The Sundarbans forest has a
rich ecology of

334 species of plants,

49 species of mammals,

400 species of fish,

320 species of birds,

53 species of reptiles,

11 amphibian species,

several invertebrates,
phytoplankton, fungi, bacteria, zooplankton, benthic invertebrates, mollusks.

 

 

However in recent years human
activities have induced climate change which threatens the delicate balance
between land, air, and sea of The Sundarbans.

 

The Problem of Global Warming in Sundarbans National Park:

 

Global warming in the
Sundarbans causes many significant problems.

To mention a few:

With increasing sea levels, islands
are vanishing

The accelerating salinity in
the water and soil has severely adversely affected to the health of mangrove trees
and forests and the grade of soil and crops.

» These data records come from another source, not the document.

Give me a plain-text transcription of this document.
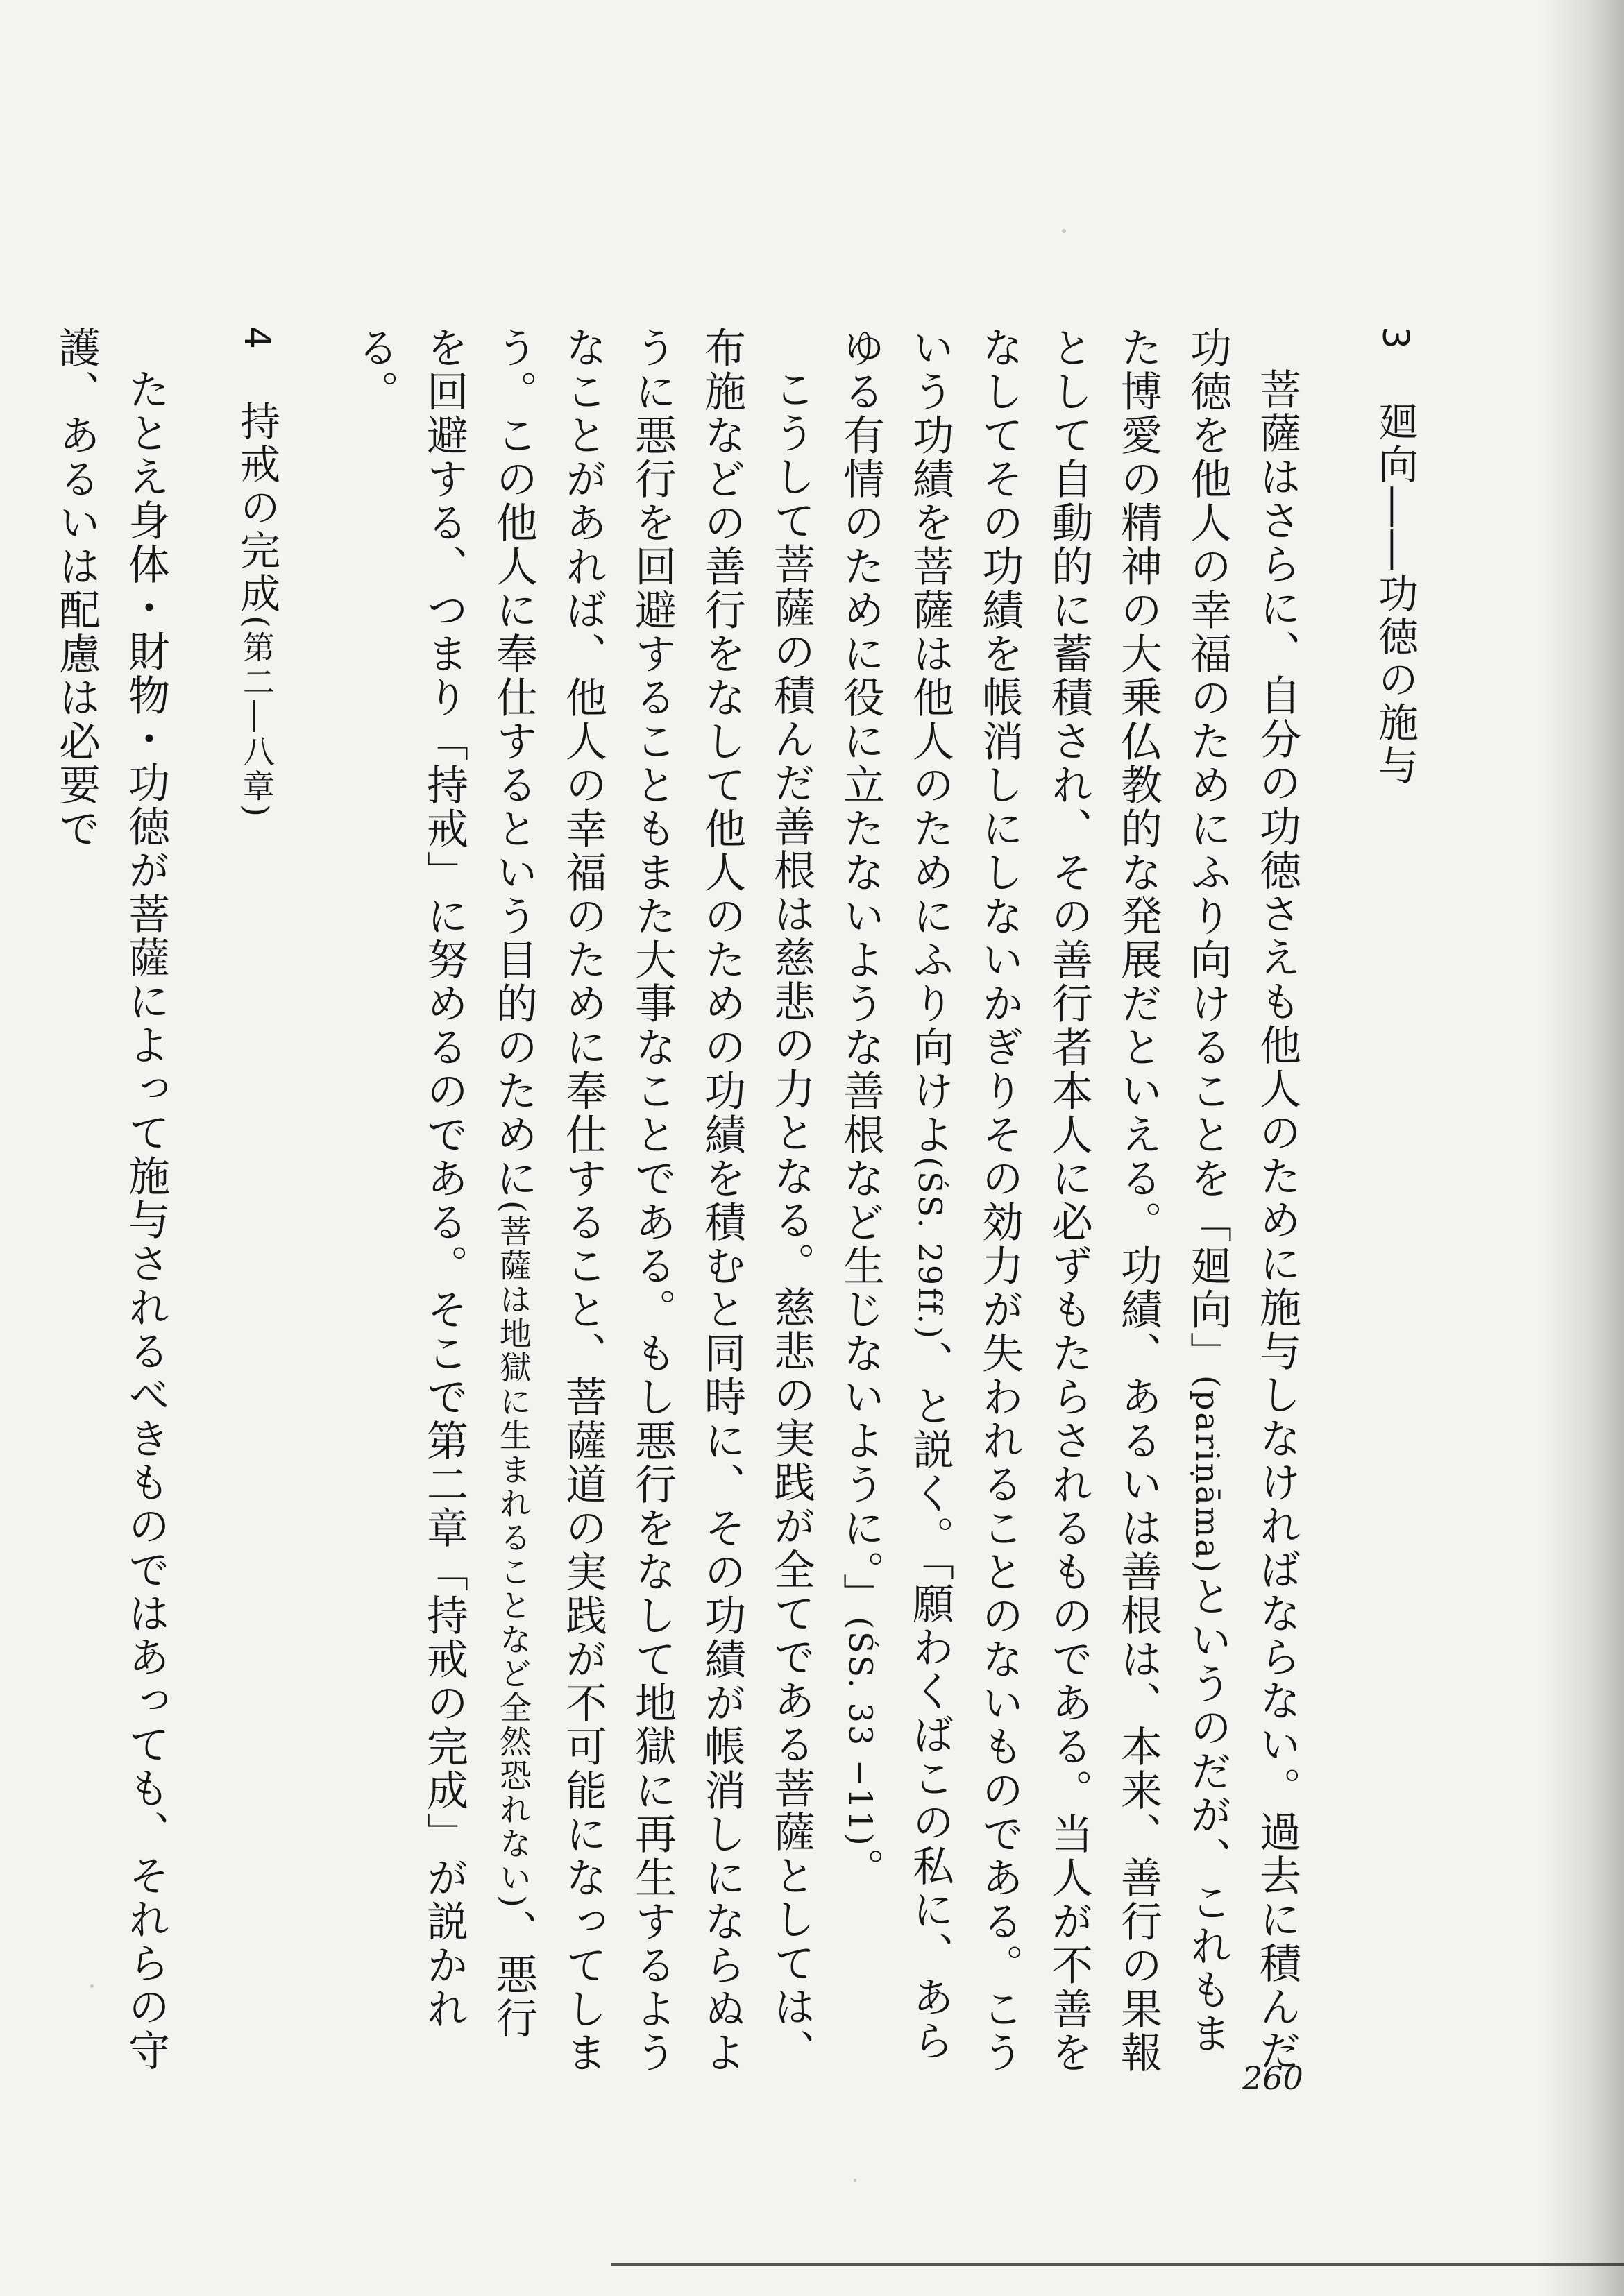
3廻向――功徳の施与

菩薩はさらに、自分の功徳さえも他人のために施与しなければならない。過去に積んだ功徳を他人の幸福のためにふり向けることを「廻向」(pariṇāma)というのだが、これもまた博愛の精神の大乗仏教的な発展だといえる。功績、あるいは善根は、本来、善行の果報として自動的に蓄積され、その善行者本人に必ずもたらされるものである。当人が不善をなしてその功績を帳消しにしないかぎりその効力が失われることのないものである。こういう功績を菩薩は他人のためにふり向けよ(ŚS. 29ff.)、と説く。「願わくばこの私に、あらゆる有情のために役に立たないような善根など生じないように。」(ŚS. 33 −11)。

こうして菩薩の積んだ善根は慈悲の力となる。慈悲の実践が全てである菩薩としては、布施などの善行をなして他人のための功績を積むと同時に、その功績が帳消しにならぬように悪行を回避することもまた大事なことである。もし悪行をなして地獄に再生するようなことがあれば、他人の幸福のために奉仕すること、菩薩道の実践が不可能になってしまう。この他人に奉仕するという目的のために(菩薩は地獄に生まれることなど全然恐れない)、悪行を回避する、つまり「持戒」に努めるのである。そこで第二章「持戒の完成」が説かれる。

4持戒の完成(第二―八章)

たとえ身体・財物・功徳が菩薩によって施与されるべきものではあっても、それらの守護、あるいは配慮は必要で

260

There have been grave dangers to
hydrological parameters and change in the fishing design of the local fishermen
of West Bengal and Bangladesh, resulting in disastrous conclusions.

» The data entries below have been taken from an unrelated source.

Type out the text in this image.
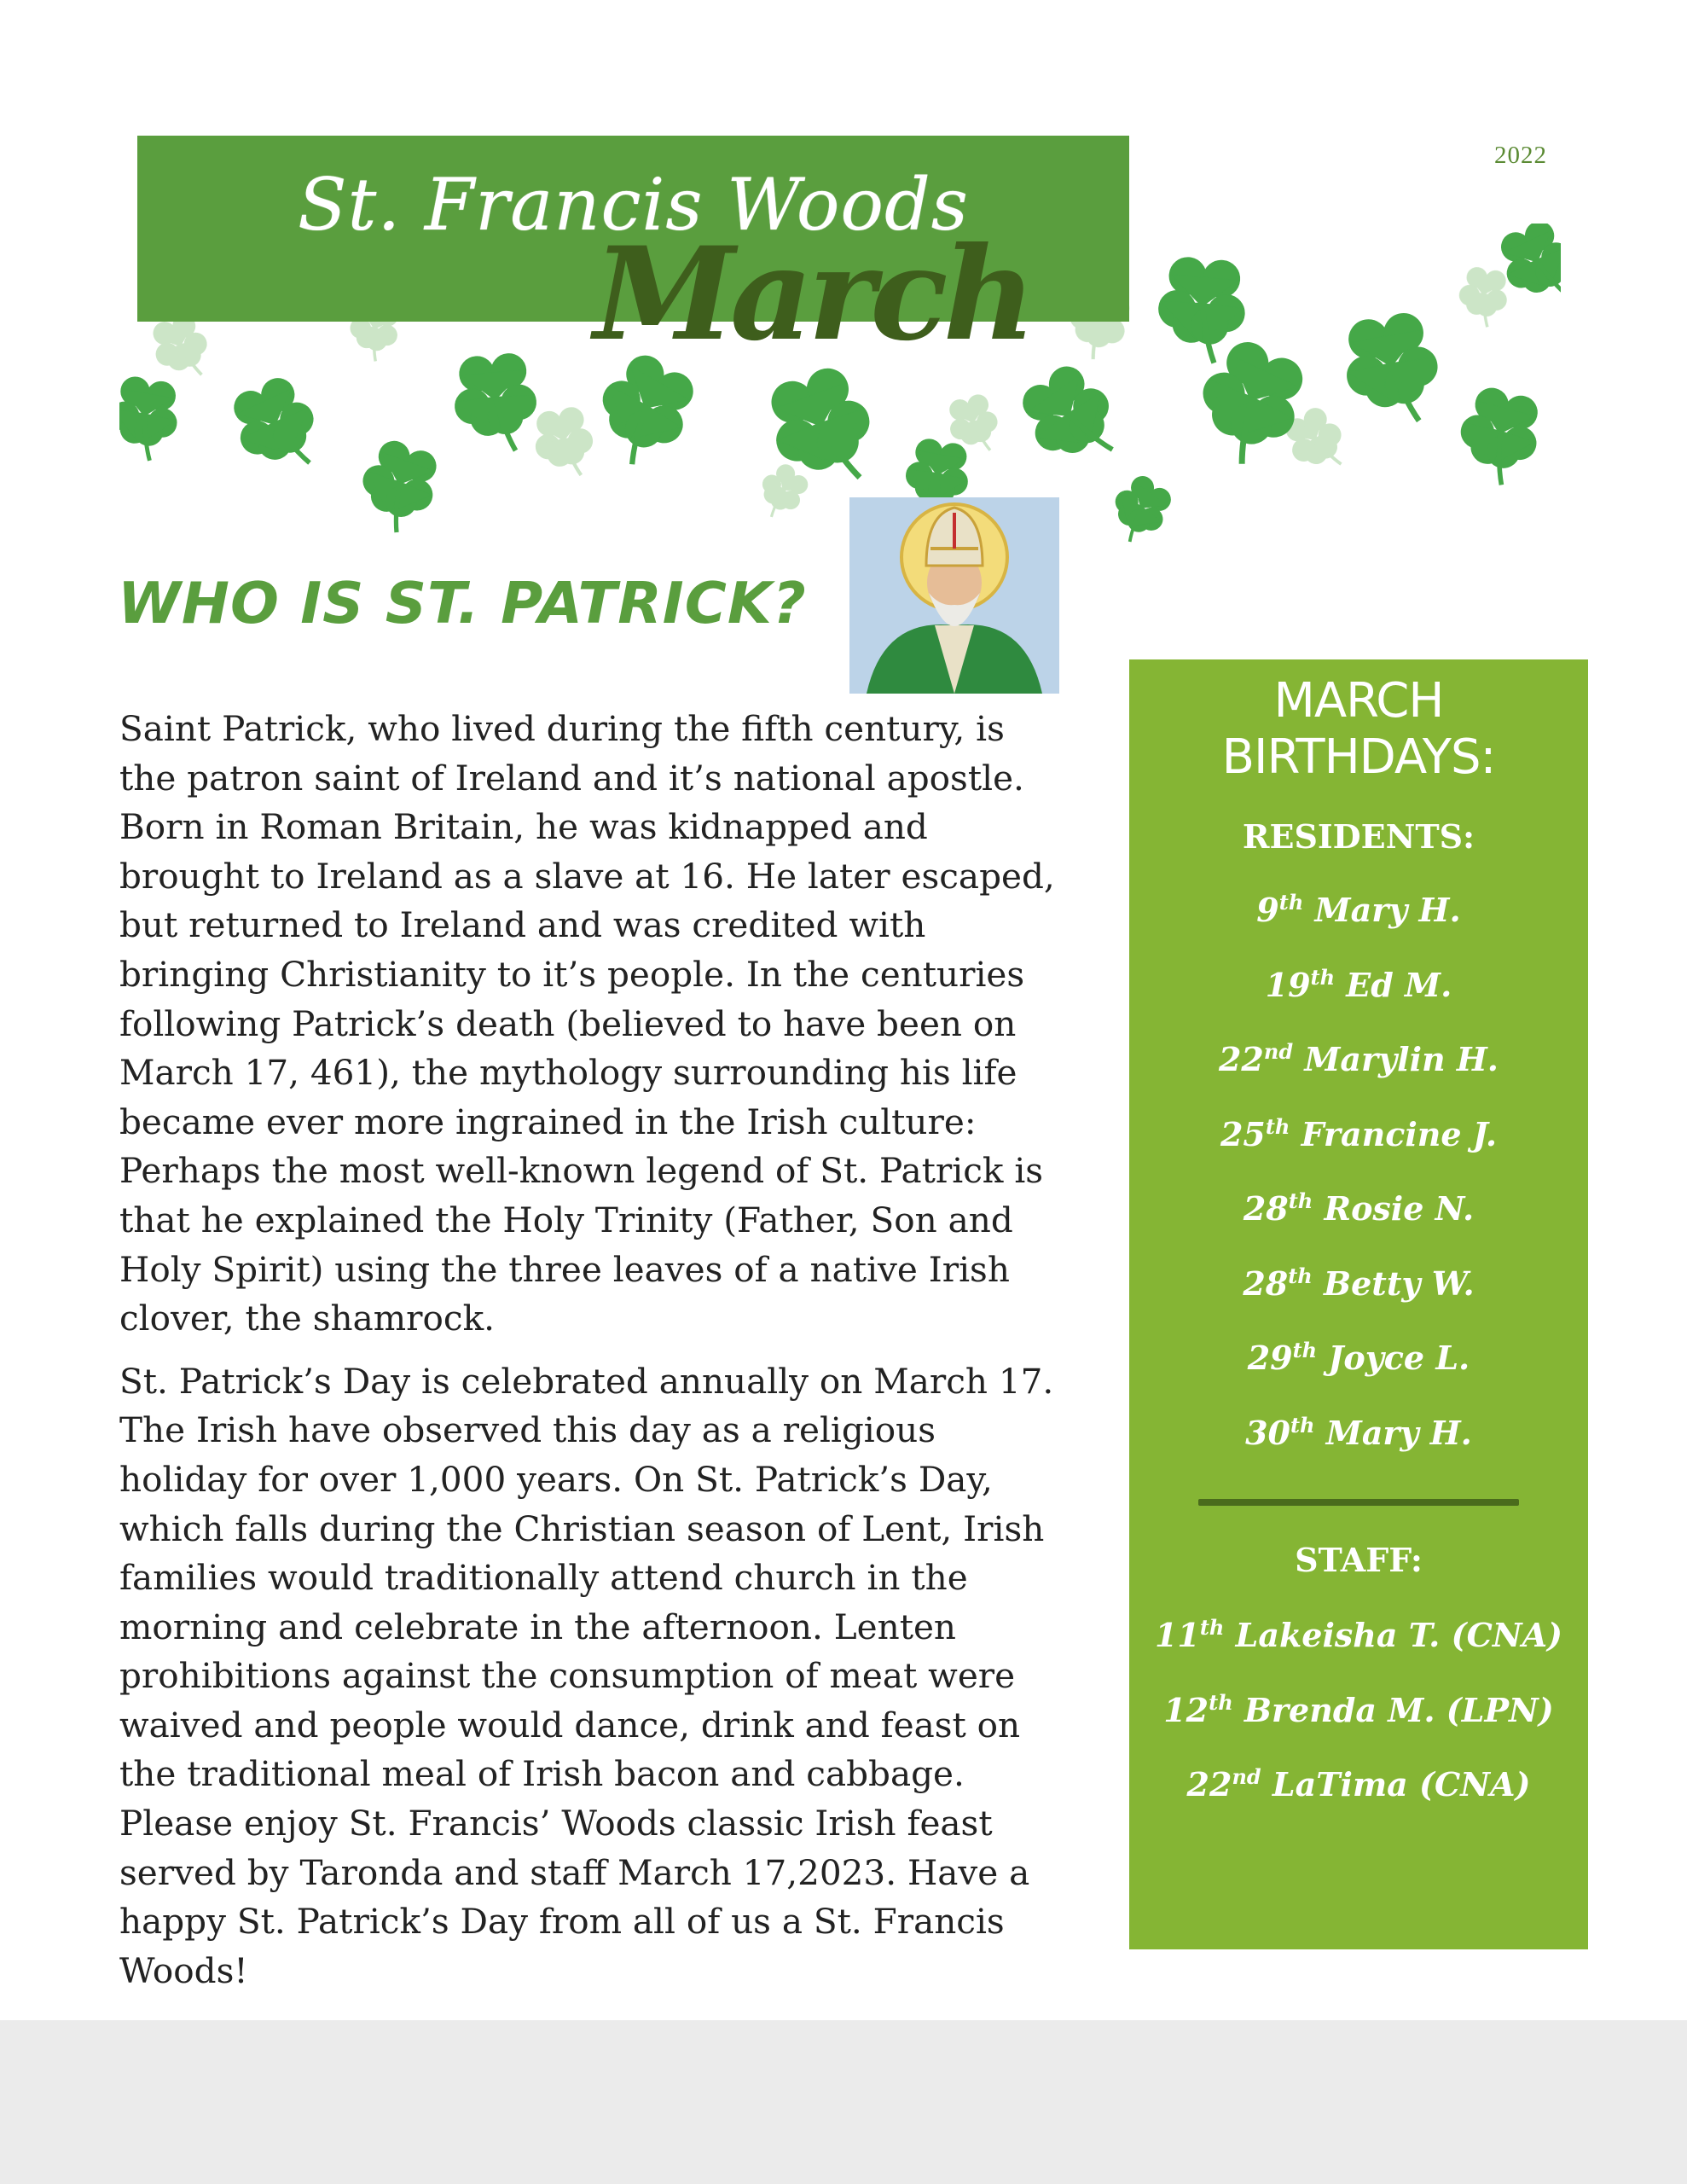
2022
St. Francis Woods
March
WHO IS ST. PATRICK?

Saint Patrick, who lived during the fifth century, is the patron saint of Ireland and it’s national apostle. Born in Roman Britain, he was kidnapped and brought to Ireland as a slave at 16. He later escaped, but returned to Ireland and was credited with bringing Christianity to it’s people. In the centuries following Patrick’s death (believed to have been on March 17, 461), the mythology surrounding his life became ever more ingrained in the Irish culture: Perhaps the most well-known legend of St. Patrick is that he explained the Holy Trinity (Father, Son and Holy Spirit) using the three leaves of a native Irish clover, the shamrock.

St. Patrick’s Day is celebrated annually on March 17. The Irish have observed this day as a religious holiday for over 1,000 years. On St. Patrick’s Day, which falls during the Christian season of Lent, Irish families would traditionally attend church in the morning and celebrate in the afternoon. Lenten prohibitions against the consumption of meat were waived and people would dance, drink and feast on the traditional meal of Irish bacon and cabbage. Please enjoy St. Francis’ Woods classic Irish feast served by Taronda and staff March 17,2023. Have a happy St. Patrick’s Day from all of us a St. Francis Woods!

MARCH
BIRTHDAYS:
RESIDENTS:
9th Mary H.
19th Ed M.
22nd Marylin H.
25th Francine J.
28th Rosie N.
28th Betty W.
29th Joyce L.
30th Mary H.
STAFF:
11th Lakeisha T. (CNA)
12th Brenda M. (LPN)
22nd LaTima (CNA)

Cyclones and abnormal monsoon
raining patterns due to climate change are damaging ecology and humankind of
the Sundarbans delta.

 

 

 

The Alarming Situation of the Forest: Extent of the problem

 

It has been observed that the
temperature of the H2O in the Sundarbans has increased at an booming rate of
0.5 degrees celsius per decade compared to the complied global sea temperature
warming at the rate of 0.06 degrees celsius per decade.

This rapid increase in
temperature of the sea has severe implications on Sundarbans’ aquatic life. Since
the Sundarbans area as it is an estuarine delta this affects it the most.

In the past 25 years, sea
level has also risen at a rate

almost twice the universal level.
This is due to a

combination of factors
including land existence systems. Due to non-stop submergence in higher water, as
a result of rise of sea level, the plants are

being noted to be smaller and
less wide with fewer

branches and leaves resulting
in lesser rates of

photosynthesis and
regeneration of the mangroves.

 

The sea level rise is also
affecting the availability of

sediment, directly brew the
establishment of new

groves.

Between 1777 and 1971,
non-stop deforestation and

land recovery activities have
been carried out in the

Sundarbans region. This deforestation
has raised man-animal conflict, local liquidate of several species and summed
up to the overall biological loss of the region.

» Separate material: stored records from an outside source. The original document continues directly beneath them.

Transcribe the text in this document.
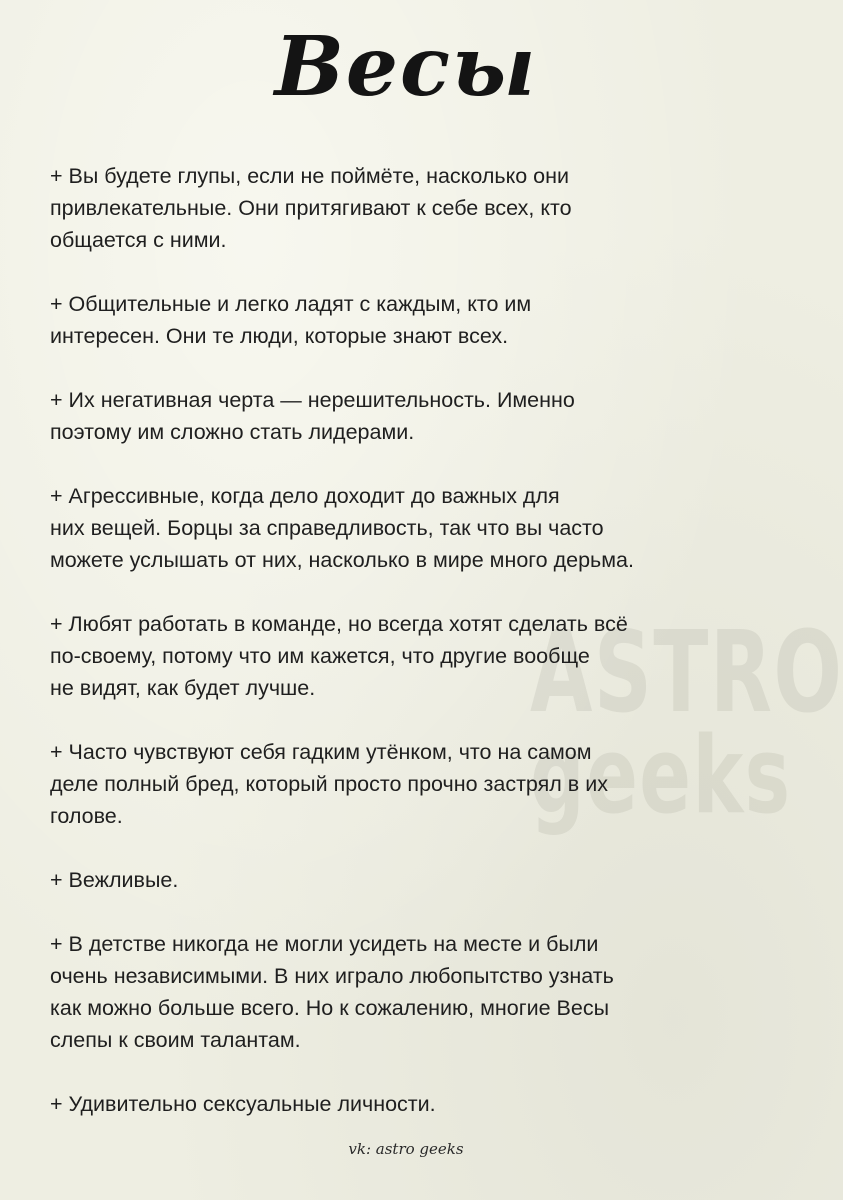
Весы
ASTRO
geeks
+ Вы будете глупы, если не поймёте, насколько они
привлекательные. Они притягивают к себе всех, кто
общается с ними.
+ Общительные и легко ладят с каждым, кто им
интересен. Они те люди, которые знают всех.
+ Их негативная черта — нерешительность. Именно
поэтому им сложно стать лидерами.
+ Агрессивные, когда дело доходит до важных для
них вещей. Борцы за справедливость, так что вы часто
можете услышать от них, насколько в мире много дерьма.
+ Любят работать в команде, но всегда хотят сделать всё
по-своему, потому что им кажется, что другие вообще
не видят, как будет лучше.
+ Часто чувствуют себя гадким утёнком, что на самом
деле полный бред, который просто прочно застрял в их
голове.
+ Вежливые.
+ В детстве никогда не могли усидеть на месте и были
очень независимыми. В них играло любопытство узнать
как можно больше всего. Но к сожалению, многие Весы
слепы к своим талантам.
+ Удивительно сексуальные личности.
vk: astro geeks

In adition to the aforementioned
factors, the cleaning of forests have not benefitted self-sustaining agriculture
on the flood plain, as it tends to be sank down under saline water of the delta
during high tide.

 

 

 

 

 

Analysis of this problem

 

It is observed that any
procedure to remove

trespassing from the forested
areas is likely to be

majorly not favoured by local
politicians as well as

inhabitants.

The population density of Sundarbans has increased from about 929
persons/square kilometres in the year 2001 to 1,082 persons per square kilometres
in 2011. This drastic heavy increase in the population has resulted in further increase
in the levels of global warming and climate change.